Making Initial Contact
According to Kent Barnds, colleges track how they first learn about a student and use this information to predict the likelihood of a student applying and ultimately enrolling. A student who takes the initiative to contact a college is considered a good prospect.
Tip: You can reach out to a college by completing an online “request for information” form or by emailing questions to the admissions office. But once you get on an email list, you have to sort through tons of spam and keep an eye out for communications to which you really should reply. And note that this is not a license to stalk admissions staff. Be respectful and adult in your communications or risk doing more harm than good.
It’s no secret that colleges have invested in sophisticated computer-based systems for tracking demonstrated interest. This may include tracking every form of communication the student initiates, interview outcomes, campus visits, email exchanges, references on Twitter, Facebook engagement or any other contact that can be checked off, quantified, or fed into a computer.
Tip: By all means visit campuses, schedule interviews, request an overnight or visit a class. But be very careful of your internet footprint. Publicly-stated interest in a particular college can signal disinterest to other institutions.

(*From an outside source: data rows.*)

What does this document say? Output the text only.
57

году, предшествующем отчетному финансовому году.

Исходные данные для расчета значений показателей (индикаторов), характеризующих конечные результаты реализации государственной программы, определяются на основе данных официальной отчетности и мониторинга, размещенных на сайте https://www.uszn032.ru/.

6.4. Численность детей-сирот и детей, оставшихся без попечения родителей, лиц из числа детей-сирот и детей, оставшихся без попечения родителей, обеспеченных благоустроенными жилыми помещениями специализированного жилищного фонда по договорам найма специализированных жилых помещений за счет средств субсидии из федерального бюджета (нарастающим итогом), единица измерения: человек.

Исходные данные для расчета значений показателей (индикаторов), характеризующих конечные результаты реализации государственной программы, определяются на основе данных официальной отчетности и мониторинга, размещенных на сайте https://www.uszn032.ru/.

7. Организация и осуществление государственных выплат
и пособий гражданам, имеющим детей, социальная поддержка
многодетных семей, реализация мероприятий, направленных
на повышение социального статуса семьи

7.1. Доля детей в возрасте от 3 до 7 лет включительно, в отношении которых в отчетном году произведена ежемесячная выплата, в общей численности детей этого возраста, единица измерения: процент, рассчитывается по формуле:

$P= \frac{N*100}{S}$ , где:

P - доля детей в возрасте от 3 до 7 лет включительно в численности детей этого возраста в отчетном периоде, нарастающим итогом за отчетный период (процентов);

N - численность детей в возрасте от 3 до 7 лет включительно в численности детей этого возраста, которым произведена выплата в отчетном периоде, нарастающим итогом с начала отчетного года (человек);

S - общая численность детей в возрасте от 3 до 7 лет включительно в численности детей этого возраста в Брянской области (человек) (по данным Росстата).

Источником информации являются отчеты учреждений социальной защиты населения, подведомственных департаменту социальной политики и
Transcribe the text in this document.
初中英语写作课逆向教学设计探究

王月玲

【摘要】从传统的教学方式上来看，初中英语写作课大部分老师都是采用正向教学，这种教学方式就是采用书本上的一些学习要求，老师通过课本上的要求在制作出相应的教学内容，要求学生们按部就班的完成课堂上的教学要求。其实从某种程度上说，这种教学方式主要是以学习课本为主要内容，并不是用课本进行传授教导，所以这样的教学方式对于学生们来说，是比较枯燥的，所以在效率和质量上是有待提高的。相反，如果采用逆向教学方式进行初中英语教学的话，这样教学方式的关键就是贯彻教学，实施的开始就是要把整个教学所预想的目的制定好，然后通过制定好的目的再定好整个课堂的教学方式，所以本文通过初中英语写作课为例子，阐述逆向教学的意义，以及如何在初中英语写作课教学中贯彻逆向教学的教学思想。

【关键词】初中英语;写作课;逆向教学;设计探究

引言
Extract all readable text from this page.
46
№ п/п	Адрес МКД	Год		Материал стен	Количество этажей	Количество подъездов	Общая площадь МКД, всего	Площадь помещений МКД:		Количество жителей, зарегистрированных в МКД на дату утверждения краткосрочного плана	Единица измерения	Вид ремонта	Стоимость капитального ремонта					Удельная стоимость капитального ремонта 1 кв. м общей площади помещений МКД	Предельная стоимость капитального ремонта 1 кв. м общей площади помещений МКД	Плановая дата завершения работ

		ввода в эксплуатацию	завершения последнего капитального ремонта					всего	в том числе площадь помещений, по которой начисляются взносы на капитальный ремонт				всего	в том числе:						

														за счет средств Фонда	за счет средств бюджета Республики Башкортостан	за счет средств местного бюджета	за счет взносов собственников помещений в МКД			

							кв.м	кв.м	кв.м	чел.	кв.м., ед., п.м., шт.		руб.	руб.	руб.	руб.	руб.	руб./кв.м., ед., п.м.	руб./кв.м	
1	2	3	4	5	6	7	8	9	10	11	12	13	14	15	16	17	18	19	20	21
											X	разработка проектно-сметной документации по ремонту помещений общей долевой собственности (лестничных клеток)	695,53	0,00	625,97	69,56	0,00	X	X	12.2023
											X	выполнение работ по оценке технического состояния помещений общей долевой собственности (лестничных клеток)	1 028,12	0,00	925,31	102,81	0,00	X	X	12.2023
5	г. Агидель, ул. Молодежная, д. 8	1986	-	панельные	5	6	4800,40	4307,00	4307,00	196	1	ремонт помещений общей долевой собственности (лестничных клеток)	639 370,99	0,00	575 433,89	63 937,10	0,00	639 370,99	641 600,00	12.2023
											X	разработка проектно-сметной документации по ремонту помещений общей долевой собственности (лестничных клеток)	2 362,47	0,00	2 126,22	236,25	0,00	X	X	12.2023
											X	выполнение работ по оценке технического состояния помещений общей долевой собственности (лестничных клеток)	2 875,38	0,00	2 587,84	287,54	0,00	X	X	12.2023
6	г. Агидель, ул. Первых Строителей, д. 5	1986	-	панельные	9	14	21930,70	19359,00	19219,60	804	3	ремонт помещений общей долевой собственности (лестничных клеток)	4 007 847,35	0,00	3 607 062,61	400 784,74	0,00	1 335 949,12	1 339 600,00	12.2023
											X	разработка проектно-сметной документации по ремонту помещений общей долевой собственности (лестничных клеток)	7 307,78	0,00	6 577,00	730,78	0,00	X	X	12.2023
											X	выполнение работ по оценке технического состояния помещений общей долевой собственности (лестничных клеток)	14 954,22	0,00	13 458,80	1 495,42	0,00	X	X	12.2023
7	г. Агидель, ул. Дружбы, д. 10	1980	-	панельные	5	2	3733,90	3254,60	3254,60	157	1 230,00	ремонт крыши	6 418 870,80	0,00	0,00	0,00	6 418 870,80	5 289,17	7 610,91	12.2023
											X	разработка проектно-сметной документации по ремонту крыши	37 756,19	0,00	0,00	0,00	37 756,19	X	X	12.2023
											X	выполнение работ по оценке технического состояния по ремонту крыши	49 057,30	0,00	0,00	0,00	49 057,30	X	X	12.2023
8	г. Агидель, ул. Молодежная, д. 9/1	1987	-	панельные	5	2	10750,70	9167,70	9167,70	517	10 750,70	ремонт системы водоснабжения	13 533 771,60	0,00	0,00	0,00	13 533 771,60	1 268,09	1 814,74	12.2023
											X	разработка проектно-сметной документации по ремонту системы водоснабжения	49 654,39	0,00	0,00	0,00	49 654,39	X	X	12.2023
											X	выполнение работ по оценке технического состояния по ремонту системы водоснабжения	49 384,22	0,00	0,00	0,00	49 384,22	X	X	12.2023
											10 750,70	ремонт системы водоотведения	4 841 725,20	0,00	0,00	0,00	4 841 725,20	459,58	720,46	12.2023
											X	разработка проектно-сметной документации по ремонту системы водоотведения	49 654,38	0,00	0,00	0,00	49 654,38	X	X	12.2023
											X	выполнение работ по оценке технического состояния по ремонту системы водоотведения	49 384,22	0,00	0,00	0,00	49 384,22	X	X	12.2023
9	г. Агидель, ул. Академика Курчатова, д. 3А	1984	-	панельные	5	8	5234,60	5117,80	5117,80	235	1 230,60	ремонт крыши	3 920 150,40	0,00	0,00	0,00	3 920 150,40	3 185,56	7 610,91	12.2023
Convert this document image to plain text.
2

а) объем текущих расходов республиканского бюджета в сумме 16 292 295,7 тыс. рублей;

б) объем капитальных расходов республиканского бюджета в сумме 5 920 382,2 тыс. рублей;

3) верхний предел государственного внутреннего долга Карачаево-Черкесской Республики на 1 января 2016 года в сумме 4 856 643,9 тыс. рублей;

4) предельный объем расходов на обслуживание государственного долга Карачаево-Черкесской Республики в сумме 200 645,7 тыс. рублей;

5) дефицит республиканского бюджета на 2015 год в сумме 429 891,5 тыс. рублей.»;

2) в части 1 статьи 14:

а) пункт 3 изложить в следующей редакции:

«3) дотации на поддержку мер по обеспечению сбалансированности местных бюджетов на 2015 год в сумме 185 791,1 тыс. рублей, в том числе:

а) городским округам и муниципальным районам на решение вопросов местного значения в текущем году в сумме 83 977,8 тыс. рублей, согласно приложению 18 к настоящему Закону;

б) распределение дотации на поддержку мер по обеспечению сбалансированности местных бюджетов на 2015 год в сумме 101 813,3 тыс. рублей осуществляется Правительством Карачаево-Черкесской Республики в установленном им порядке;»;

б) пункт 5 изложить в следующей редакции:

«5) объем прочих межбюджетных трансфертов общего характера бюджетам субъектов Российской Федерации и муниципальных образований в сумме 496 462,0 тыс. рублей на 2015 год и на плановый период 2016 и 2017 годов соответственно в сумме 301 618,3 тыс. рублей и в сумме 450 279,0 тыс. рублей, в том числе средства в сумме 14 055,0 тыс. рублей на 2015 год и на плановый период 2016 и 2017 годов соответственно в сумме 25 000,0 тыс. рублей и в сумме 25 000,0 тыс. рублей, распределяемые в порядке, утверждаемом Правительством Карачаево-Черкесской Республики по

One of the more eyebrow-raising revelations contained in the Barnds article is the extent to which colleges use information provided on the FAFSA form to determine a student’s level of interest. Not only does FAFSA sharing with the admissions office give the deciders a good look at the other colleges to which you are applying but it also signals how important a college is relative to other schools on the list. Students (families) placing a college in the first position on the FAFSA are perceived as those more likely to enroll. They might be the first to receive financial aid awards and a little more personal attention.
Tip: Although you can’t deliberately leave colleges off your FAFSA list without risking losing aid offers from those schools, you can take care with how you rank them. And evidently, that’s a good idea.
When a student applies early speaks volumes about level of interest. Those who apply earliest in the process are often the most interested and most likely to enroll. Barnds suggests that these students “might receive more attention throughout the process, and even special invitations to events and priority consideration for scholarships and financial aid.”
Tip: Regardless of how you decide to apply—binding Early Decision, nonbinding Early Action, or Regular Decision—get the application completed and sent as soon as possible. Getting the entire application package together takes time and some coordination of test scores, recommendations, and transcripts. Don’t wait until 15 minutes before deadline to push the button, as procrastination is apparently interpreted as disinterest.
Colleges vary enormously in terms of how much attention they pay to the trail of data crumbs you leave behind. But make no mistake, most collect it in one form or other.
And even if they don’t use sophisticated algorithms or make hatch marks on a sheet of paper to document contacts, admissions staff take note of a sincere thank you, a firm handshake, or a well-written essay.